Friday 31 October 2014

Safety Frame Type

Annapurna and Solenzara allow additional frame types to be specified outside the four standard. Up to now, the only additional frame type has been "Plastic Cold Frames".

This has been extended to cover Plastic Safety and Metal Safety with additional restrictions on the lens thickness - similar to Nylon Supra.

Thursday 30 October 2014

Intelligent Assesment of Supra Thickness

Finished lenses may not have sufficient edge thickness for supra lenses or it could be that a larger diameter finished lens does have the sufficient edge thickness when cut down to the shape.

Currently, finished lenses are not accepted by a simple power check for example to exclude all plus powered lenses.

Annapurna has now been developed to have an additional setting - Intelligent Assessment.  The software will estimate the thickness of the finished lens to the diameter. The software will also estimate the thickness of the required lens as shown via the estimate button.  If the finished lens diameter is less than the required thickness or exceeds the required thickness by a value then the finished lens is rejected.
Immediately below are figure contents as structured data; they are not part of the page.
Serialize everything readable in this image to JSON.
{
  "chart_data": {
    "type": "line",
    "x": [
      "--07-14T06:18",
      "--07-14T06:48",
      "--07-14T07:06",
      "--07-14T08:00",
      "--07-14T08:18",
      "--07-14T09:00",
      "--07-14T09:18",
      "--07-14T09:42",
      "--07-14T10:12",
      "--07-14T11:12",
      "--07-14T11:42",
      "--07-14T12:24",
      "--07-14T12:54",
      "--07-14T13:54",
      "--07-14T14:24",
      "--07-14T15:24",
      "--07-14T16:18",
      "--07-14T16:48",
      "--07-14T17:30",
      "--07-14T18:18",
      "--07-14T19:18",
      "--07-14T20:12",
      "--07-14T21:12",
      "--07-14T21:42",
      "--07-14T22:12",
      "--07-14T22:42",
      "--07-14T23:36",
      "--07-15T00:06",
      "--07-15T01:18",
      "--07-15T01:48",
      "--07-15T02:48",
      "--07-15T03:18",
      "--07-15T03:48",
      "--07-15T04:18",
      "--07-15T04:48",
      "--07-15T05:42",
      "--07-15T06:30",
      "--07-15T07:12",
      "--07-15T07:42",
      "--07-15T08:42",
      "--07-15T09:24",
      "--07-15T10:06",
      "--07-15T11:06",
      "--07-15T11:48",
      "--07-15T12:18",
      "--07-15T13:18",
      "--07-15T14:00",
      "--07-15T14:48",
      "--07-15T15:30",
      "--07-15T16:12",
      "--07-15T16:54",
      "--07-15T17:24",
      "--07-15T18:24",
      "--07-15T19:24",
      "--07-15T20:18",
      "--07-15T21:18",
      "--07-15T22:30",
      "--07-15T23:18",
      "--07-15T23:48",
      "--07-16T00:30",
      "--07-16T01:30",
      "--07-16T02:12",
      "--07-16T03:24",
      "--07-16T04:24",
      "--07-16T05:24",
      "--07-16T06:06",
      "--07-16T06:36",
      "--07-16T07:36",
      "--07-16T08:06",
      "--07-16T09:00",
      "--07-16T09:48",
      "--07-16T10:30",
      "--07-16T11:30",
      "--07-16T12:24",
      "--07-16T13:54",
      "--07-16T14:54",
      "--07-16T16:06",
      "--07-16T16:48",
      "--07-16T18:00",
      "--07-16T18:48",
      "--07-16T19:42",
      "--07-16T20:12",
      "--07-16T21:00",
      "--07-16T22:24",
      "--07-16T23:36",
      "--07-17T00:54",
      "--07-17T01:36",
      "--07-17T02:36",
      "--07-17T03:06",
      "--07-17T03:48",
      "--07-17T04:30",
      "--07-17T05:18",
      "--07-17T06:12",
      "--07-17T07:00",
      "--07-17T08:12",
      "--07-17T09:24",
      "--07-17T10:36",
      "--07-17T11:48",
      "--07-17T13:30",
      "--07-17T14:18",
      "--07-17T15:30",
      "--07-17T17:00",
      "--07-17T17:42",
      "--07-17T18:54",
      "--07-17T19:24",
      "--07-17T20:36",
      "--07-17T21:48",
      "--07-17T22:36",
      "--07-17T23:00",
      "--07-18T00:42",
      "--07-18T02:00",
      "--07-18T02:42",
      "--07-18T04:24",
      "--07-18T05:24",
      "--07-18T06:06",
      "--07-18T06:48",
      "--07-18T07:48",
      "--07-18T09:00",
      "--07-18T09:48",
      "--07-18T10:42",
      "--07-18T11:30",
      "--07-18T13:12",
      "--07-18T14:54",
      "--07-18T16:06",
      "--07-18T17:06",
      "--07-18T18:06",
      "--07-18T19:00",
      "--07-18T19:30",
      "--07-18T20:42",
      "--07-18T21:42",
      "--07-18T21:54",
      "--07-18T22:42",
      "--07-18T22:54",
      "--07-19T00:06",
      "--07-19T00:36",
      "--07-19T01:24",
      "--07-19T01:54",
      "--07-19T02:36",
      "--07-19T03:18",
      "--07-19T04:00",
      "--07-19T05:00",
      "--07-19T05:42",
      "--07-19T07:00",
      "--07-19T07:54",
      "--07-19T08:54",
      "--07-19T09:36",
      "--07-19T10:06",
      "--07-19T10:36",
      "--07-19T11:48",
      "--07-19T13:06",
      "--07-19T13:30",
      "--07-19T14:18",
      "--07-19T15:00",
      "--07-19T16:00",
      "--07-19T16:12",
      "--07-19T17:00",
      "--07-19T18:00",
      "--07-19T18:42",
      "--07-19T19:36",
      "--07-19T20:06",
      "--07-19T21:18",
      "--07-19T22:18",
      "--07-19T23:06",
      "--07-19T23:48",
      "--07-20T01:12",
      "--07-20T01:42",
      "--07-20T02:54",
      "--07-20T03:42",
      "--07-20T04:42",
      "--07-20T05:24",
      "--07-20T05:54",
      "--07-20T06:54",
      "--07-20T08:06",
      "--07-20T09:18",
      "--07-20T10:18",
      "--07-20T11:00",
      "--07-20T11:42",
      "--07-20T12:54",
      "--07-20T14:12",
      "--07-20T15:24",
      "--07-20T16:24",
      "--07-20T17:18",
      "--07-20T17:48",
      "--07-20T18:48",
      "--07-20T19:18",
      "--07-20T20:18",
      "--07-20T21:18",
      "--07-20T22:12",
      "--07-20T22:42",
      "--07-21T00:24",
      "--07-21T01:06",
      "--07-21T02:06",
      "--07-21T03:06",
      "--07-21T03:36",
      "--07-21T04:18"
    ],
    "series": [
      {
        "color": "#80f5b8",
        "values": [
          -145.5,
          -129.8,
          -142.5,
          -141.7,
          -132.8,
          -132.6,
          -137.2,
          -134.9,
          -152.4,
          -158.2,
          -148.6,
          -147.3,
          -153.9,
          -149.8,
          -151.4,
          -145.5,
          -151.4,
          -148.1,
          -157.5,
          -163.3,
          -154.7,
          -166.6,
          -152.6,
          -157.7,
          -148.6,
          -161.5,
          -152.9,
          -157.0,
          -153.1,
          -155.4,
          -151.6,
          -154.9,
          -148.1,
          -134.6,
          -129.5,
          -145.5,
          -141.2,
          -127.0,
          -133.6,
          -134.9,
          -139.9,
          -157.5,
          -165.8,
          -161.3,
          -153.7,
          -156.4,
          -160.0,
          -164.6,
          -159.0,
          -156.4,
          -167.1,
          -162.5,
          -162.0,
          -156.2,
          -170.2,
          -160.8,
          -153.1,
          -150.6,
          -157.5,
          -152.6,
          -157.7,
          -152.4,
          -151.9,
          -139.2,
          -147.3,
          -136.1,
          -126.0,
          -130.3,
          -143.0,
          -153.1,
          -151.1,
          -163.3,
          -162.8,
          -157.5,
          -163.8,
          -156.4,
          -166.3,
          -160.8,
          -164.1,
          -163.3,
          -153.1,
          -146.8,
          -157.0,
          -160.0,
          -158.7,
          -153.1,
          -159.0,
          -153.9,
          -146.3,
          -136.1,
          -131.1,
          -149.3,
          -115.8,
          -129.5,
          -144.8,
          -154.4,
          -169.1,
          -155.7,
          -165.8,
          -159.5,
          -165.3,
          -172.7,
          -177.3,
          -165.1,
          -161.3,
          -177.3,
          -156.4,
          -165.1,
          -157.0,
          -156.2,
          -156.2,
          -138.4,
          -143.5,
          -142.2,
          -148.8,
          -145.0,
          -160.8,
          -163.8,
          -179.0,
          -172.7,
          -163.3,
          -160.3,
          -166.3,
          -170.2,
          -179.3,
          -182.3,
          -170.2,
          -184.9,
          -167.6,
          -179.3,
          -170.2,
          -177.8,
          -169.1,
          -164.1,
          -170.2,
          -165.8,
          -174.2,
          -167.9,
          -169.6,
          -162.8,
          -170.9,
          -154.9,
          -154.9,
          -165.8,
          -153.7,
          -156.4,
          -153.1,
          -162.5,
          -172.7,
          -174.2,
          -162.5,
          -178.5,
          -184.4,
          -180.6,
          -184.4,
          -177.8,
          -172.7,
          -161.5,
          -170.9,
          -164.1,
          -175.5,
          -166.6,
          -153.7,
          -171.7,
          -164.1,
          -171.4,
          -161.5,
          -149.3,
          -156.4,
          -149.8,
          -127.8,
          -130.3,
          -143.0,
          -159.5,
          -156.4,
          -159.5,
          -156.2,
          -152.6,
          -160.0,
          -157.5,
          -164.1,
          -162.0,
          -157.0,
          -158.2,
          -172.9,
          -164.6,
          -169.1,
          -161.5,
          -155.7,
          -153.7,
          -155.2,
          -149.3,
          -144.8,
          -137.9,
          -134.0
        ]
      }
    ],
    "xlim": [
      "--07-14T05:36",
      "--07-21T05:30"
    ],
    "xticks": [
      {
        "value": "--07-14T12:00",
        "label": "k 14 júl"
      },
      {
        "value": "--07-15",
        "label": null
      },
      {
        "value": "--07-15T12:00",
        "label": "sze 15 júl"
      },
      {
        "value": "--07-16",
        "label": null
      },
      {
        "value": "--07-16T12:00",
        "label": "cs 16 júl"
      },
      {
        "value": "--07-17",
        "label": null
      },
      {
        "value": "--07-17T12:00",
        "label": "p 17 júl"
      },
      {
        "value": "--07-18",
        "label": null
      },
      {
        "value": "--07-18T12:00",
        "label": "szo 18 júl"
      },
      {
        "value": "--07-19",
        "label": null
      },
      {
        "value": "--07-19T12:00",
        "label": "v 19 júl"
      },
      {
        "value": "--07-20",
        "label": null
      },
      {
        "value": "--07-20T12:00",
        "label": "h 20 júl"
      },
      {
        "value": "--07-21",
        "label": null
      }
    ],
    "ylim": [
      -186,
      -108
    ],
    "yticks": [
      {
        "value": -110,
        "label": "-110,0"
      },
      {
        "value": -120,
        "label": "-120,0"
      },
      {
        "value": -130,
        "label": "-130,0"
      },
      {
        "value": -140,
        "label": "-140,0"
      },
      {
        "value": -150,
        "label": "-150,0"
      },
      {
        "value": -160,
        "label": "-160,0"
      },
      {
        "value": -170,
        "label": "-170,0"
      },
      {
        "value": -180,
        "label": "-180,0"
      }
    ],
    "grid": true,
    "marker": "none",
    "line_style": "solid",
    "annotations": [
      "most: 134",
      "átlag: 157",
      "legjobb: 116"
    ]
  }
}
If there are larger diameters then these are considered in turn.

The value for exceeding the required thickness is also made in the settings - see 
Pricing - Surfaced Prices - Supra/Rimless Limits - Intelligent Assessment

This process does depend on having the correct figure for the finished stock lenses.  Annapurna will guess this by calculating the thickness of a lens with the largest power over the necessary diameter but this does depend on a guess on the edge thickness of the finished lens.  

It is recommended that this setting is turned on and reviewed against real jobs.

Wednesday 29 October 2014

Frame Hotel

A new feature is being added into Annapurna and comments / suggestions are welcomed.

The traditional approach for glazed work has been to put the frame in a tray and store the tray on a shelf while the lenses are sourced. If a frame is being sent in then this needs to get matched to the lenses so an empty tray can be placed on a shelf.

For larger labs, the space for the shelving and the looking and finding can take some time.

The frame hotel is a solution to this. The frame hotel is a set of racking divided into Aisle/Bay/Shelf/Box/Position.

The frame hotel also means that work can scheduled according to rules set in the software rather than picking up the first job in a pile of work trays.

When an order is entered and the job is  a glazed order then a hotel room is allocated and printed on the order.  The logistics department are asked to pick the frame and place the frame into the hotel room. The software will know if the frame requires tracing by a flag in the frame file. The lenses are ordered or surfaced. If a frame is taken from stock and lenses are stock then the hotel room can be skipped and logistics will pick and send for production directly.  A jobs is also assigned a difficulty level which is based on the frame and the lenses.

When the lenses are available from surfacing then the lenses are also placed in the hotel room. If the lenses are from the supplier then the barcode on the lenses is scanned and a put-away list is produced. While waiting for lenses, frames that need tracing can be taken out of the hotel room, traced and restored to the hotel room. A list of frames needing tracing can be produced.

When the lenses and frames are in the hotel room then the job is available for checkout.  The software will produce a list of jobs to pick. The list of jobs to pick is made by following rules e.g. earliest needed with other filters - supra / rimless. These jobs are then sent into glazing.

When the job is sent for assembly the difficulty level can be printed on the job ticket so it is assigned to the correct person.



Wednesday 15 October 2014

Annapurna Base Camp

On October 3rd, I reached the  Annapurna base camp.

And it was an amazing view of the mountains and well worth the five days walk to get there, even if we did take it the easy way and had a porter to carry our bags.